Жозеф Надж выходит на поклоны, и ему выносят ослепительно-белые розы, больше ничего – ни цветов, ни подарков. Белые розы, такие ослепительные на фоне его черной фигурки. Так же изумительно сочетающиеся с ним, как не сочетаются с ним поклоны. Он выходит на поклоны и что-то там себе думает, полуулыбаясь, пока маленький зал мейерхольдовского центра сотрясается в аплодисментах.

Он выходит на поклоны и, наверное, думает, что в России его любят. Что вот – стоят, хлопают, слушают, смотрят, почти плачут, зовут, награждают. А может, он не думает, может, он просто устал. Может, он просто слушает, как все закончилось и стало тихо, и хотя аплодисменты гремят и вот в руках розы, но все равно тихо, тихо-тихо, очень тихо, совсем тихо, потому что танцевать не надо больше, можно вот так просто стоять и всё.

Может, он думает о тех, кому посвятил свой спектакль, вполне может быть. Или, когда танцует, он не думает о них – когда танцует, он, наверное, думает о танце или вовсе не думает ни о чем, а потом выходит на поклоны и думает о них – что оба умерли, оба покончили с собой, и вот он для них танцевал, а теперь ему для них хлопают – он думает о своих мертвецах, потому что с возрастом он становится сентиментальным.

Он поставил этот спектакль про них, для них, для себя – это важнее, думает он, и вот он впервые танцует один: всегда приезжал не один, а теперь танцевал один, потому что это автобиография, то, что он танцует, потому что это он сам себя и танцует, потому что все умерли, а он должен был рассказать.

А я сижу во втором ряду и думаю: что я знаю про него, который танцевал, у которого все умерли, которого любят и награждают, который хотел рассказать?
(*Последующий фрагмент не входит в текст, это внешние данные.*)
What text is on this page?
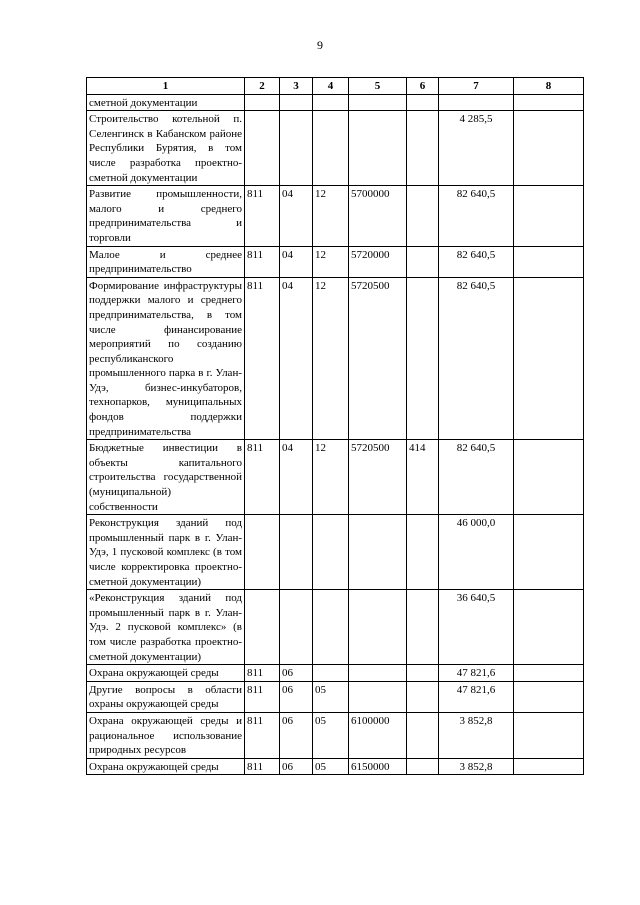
9
1	2	3	4	5	6	7	8
сметной документации							
Строительство котельной п. Селенгинск в Кабанском районе Республики Бурятия, в том числе разработка проектно-сметной документации						4 285,5	
Развитие промышленности, малого и среднего предпринимательства и торговли	811	04	12	5700000		82 640,5	
Малое и среднее предпринимательство	811	04	12	5720000		82 640,5	
Формирование инфраструктуры поддержки малого и среднего предпринимательства, в том числе финансирование мероприятий по созданию республиканского промышленного парка в г. Улан-Удэ, бизнес-инкубаторов, технопарков, муниципальных фондов поддержки предпринимательства	811	04	12	5720500		82 640,5	
Бюджетные инвестиции в объекты капитального строительства государственной (муниципальной) собственности	811	04	12	5720500	414	82 640,5	
Реконструкция зданий под промышленный парк в г. Улан-Удэ, 1 пусковой комплекс (в том числе корректировка проектно-сметной документации)						46 000,0	
«Реконструкция зданий под промышленный парк в г. Улан-Удэ. 2 пусковой комплекс» (в том числе разработка проектно-сметной документации)						36 640,5	
Охрана окружающей среды	811	06				47 821,6	
Другие вопросы в области охраны окружающей среды	811	06	05			47 821,6	
Охрана окружающей среды и рациональное использование природных ресурсов	811	06	05	6100000		3 852,8	
Охрана окружающей среды	811	06	05	6150000		3 852,8	
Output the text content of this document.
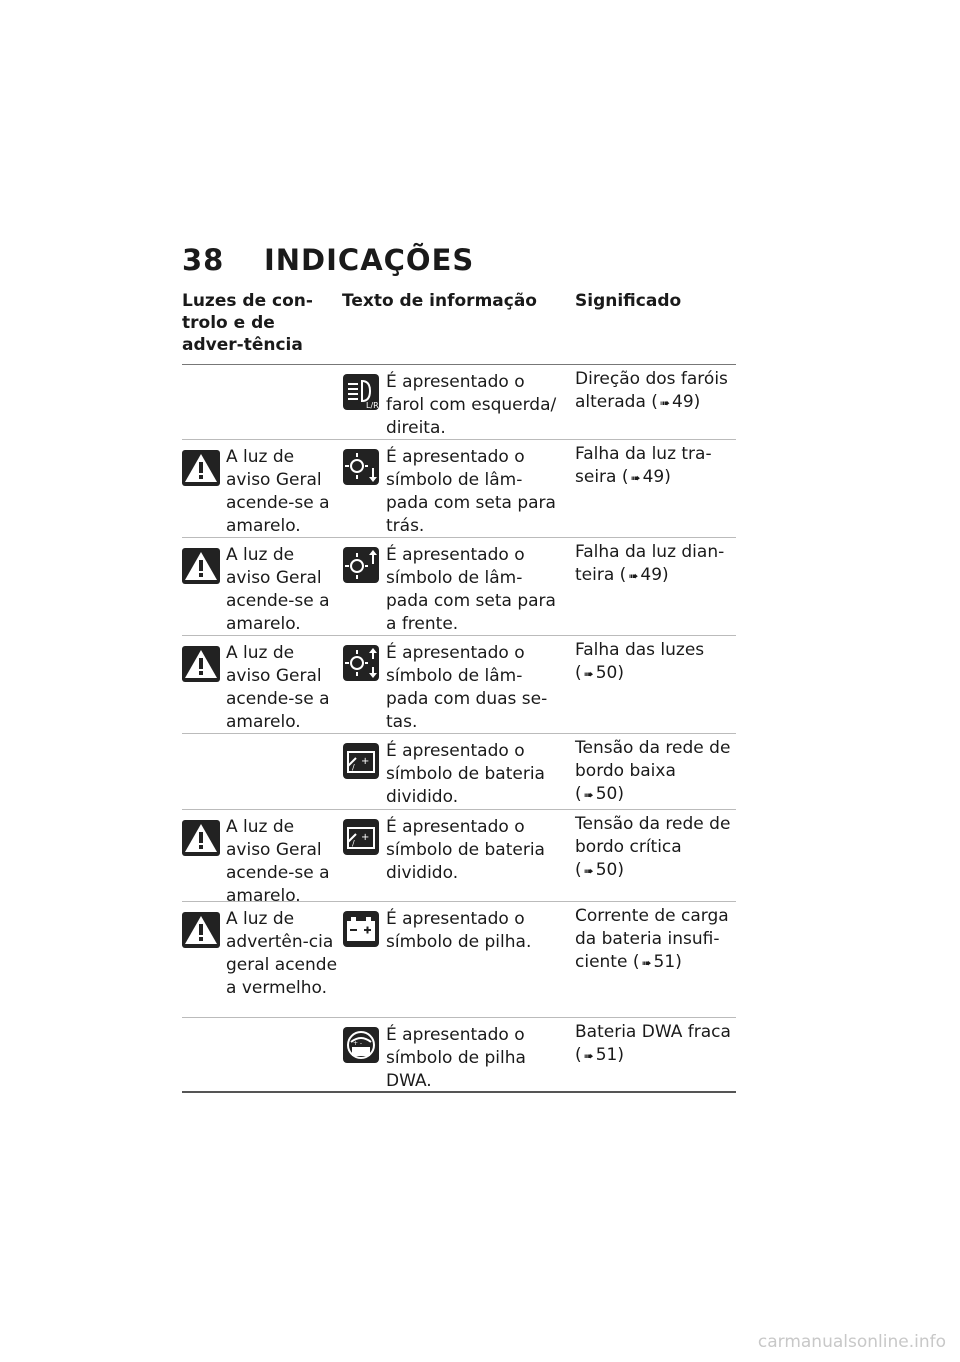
38	INDICAÇÕES
Luzes de con-trolo e de adver-tência
Texto de informação	Significado
L/R
É apresentado o farol com esquerda/ direita.
Direção dos faróis alterada ( ➠ 49)
A luz de aviso Geral acende-se a amarelo.
É apresentado o símbolo de lâm-pada com seta para trás.
Falha da luz tra-seira ( ➠ 49)
A luz de aviso Geral acende-se a amarelo.
É apresentado o símbolo de lâm-pada com seta para a frente.
Falha da luz dian-teira ( ➠ 49)
A luz de aviso Geral acende-se a amarelo.
É apresentado o símbolo de lâm-pada com duas se-tas.
Falha das luzes
( ➠ 50)
+
/
É apresentado o símbolo de bateria dividido.
Tensão da rede de bordo baixa
( ➠ 50)
A luz de aviso Geral acende-se a amarelo.
+
/
É apresentado o símbolo de bateria dividido.
Tensão da rede de bordo crítica
( ➠ 50)
A luz de advertên-cia geral acende a vermelho.
É apresentado o símbolo de pilha.
Corrente de carga da bateria insufi-ciente ( ➠ 51)
+ - É apresentado o símbolo de pilha DWA.
Bateria DWA fraca ( ➠ 51)
carmanualsonline.info
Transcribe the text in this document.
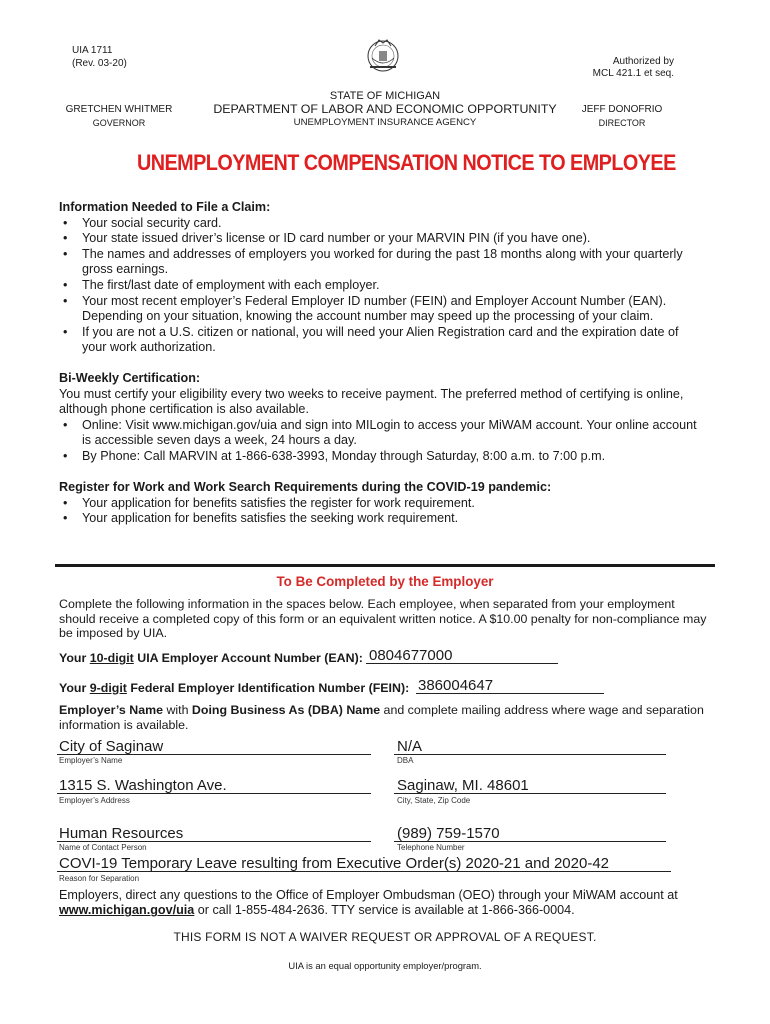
UIA 1711
(Rev. 03-20)	Authorized by
MCL 421.1 et seq.
STATE OF MICHIGAN
DEPARTMENT OF LABOR AND ECONOMIC OPPORTUNITY
UNEMPLOYMENT INSURANCE AGENCY
GRETCHEN WHITMER
GOVERNOR
JEFF DONOFRIO
DIRECTOR
UNEMPLOYMENT COMPENSATION NOTICE TO EMPLOYEE
Information Needed to File a Claim:
• Your social security card.
• Your state issued driver’s license or ID card number or your MARVIN PIN (if you have one).
• The names and addresses of employers you worked for during the past 18 months along with your quarterly gross earnings.
• The first/last date of employment with each employer.
• Your most recent employer’s Federal Employer ID number (FEIN) and Employer Account Number (EAN). Depending on your situation, knowing the account number may speed up the processing of your claim.
• If you are not a U.S. citizen or national, you will need your Alien Registration card and the expiration date of your work authorization.
Bi-Weekly Certification:
You must certify your eligibility every two weeks to receive payment. The preferred method of certifying is online, although phone certification is also available.
• Online: Visit www.michigan.gov/uia and sign into MILogin to access your MiWAM account. Your online account is accessible seven days a week, 24 hours a day.
• By Phone: Call MARVIN at 1-866-638-3993, Monday through Saturday, 8:00 a.m. to 7:00 p.m.
Register for Work and Work Search Requirements during the COVID-19 pandemic:
• Your application for benefits satisfies the register for work requirement.
• Your application for benefits satisfies the seeking work requirement.
To Be Completed by the Employer
Complete the following information in the spaces below. Each employee, when separated from your employment should receive a completed copy of this form or an equivalent written notice. A $10.00 penalty for non-compliance may be imposed by UIA.
Your 10-digit UIA Employer Account Number (EAN): 0804677000
Your 9-digit Federal Employer Identification Number (FEIN): 386004647
Employer’s Name with Doing Business As (DBA) Name and complete mailing address where wage and separation information is available.
City of Saginaw
Employer’s Name
N/A
DBA
1315 S. Washington Ave.
Employer’s Address
Saginaw, MI. 48601
City, State, Zip Code
Human Resources
Name of Contact Person
(989) 759-1570
Telephone Number
COVI-19 Temporary Leave resulting from Executive Order(s) 2020-21 and 2020-42
Reason for Separation
Employers, direct any questions to the Office of Employer Ombudsman (OEO) through your MiWAM account at www.michigan.gov/uia or call 1-855-484-2636. TTY service is available at 1-866-366-0004.
THIS FORM IS NOT A WAIVER REQUEST OR APPROVAL OF A REQUEST.
UIA is an equal opportunity employer/program.
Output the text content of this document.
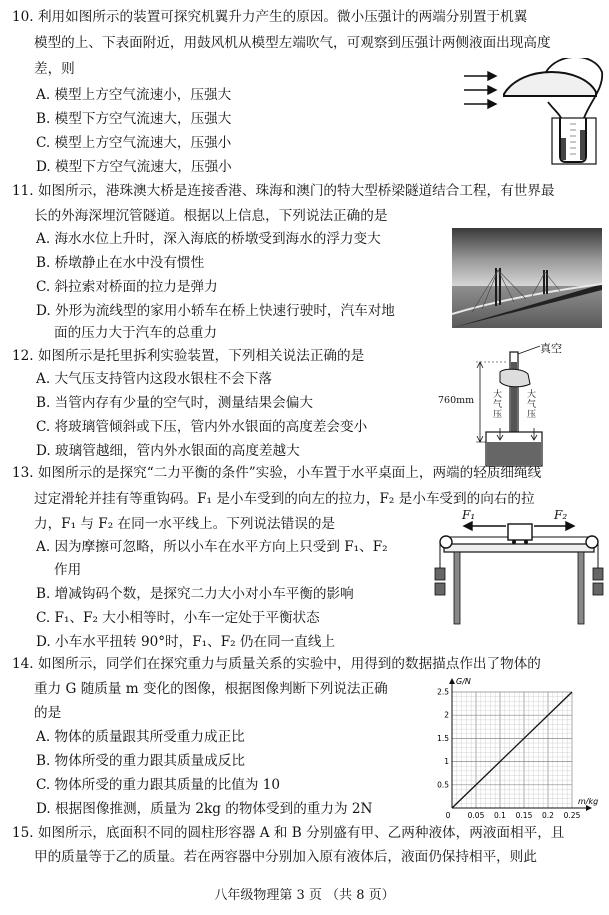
10. 利用如图所示的装置可探究机翼升力产生的原因。微小压强计的两端分别置于机翼
模型的上、下表面附近，用鼓风机从模型左端吹气，可观察到压强计两侧液面出现高度
差，则
A. 模型上方空气流速小，压强大
B. 模型下方空气流速大，压强大
C. 模型上方空气流速大，压强小
D. 模型下方空气流速大，压强小
11. 如图所示，港珠澳大桥是连接香港、珠海和澳门的特大型桥梁隧道结合工程，有世界最
长的外海深埋沉管隧道。根据以上信息，下列说法正确的是
A. 海水水位上升时，深入海底的桥墩受到海水的浮力变大
B. 桥墩静止在水中没有惯性
C. 斜拉索对桥面的拉力是弹力
D. 外形为流线型的家用小轿车在桥上快速行驶时，汽车对地
面的压力大于汽车的总重力
12. 如图所示是托里拆利实验装置，下列相关说法正确的是
A. 大气压支持管内这段水银柱不会下落
B. 当管内存有少量的空气时，测量结果会偏大
C. 将玻璃管倾斜或下压，管内外水银面的高度差会变小
D. 玻璃管越细，管内外水银面的高度差越大
真空
760mm 大气压
大气压
13. 如图所示的是探究“二力平衡的条件”实验，小车置于水平桌面上，两端的轻质细绳线
过定滑轮并挂有等重钩码。F₁ 是小车受到的向左的拉力，F₂ 是小车受到的向右的拉
力，F₁ 与 F₂ 在同一水平线上。下列说法错误的是
A. 因为摩擦可忽略，所以小车在水平方向上只受到 F₁、F₂
作用
B. 增减钩码个数，是探究二力大小对小车平衡的影响
C. F₁、F₂ 大小相等时，小车一定处于平衡状态
D. 小车水平扭转 90°时，F₁、F₂ 仍在同一直线上
F₁	F₂
14. 如图所示，同学们在探究重力与质量关系的实验中，用得到的数据描点作出了物体的
重力 G 随质量 m 变化的图像，根据图像判断下列说法正确
的是
A. 物体的质量跟其所受重力成正比
B. 物体所受的重力跟其质量成反比
C. 物体所受的重力跟其质量的比值为 10
D. 根据图像推测，质量为 2kg 的物体受到的重力为 2N	0 0.05 0.1 0.15 0.2 0.25
0.5
1
1.5
2
2.5
G/N
m/kg
15. 如图所示，底面积不同的圆柱形容器 A 和 B 分别盛有甲、乙两种液体，两液面相平，且
甲的质量等于乙的质量。若在两容器中分别加入原有液体后，液面仍保持相平，则此
八年级物理第 3 页 （共 8 页）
Я знаю, что Жозеф Надж родился Йозефом Надем, что родился венгром, а уже потом стал французом и французы переименовали его, чтобы венгры не забрали обратно. Что он хотел учиться философии в Будапеште, а учился танцевальному искусству в Париже, изучал высокое искусство пантомимы в школе Марселя Марсо. Я знаю, что он великий хореограф, что он почти гений, если не гений совсем, что в Орлеане он возглавляет один из ведущих центров экспериментального танца, что имеет "Золотую маску" в России за спектакль "Полуночники", что чуть ли не ежегодно приезжает Москву на фестиваль NET.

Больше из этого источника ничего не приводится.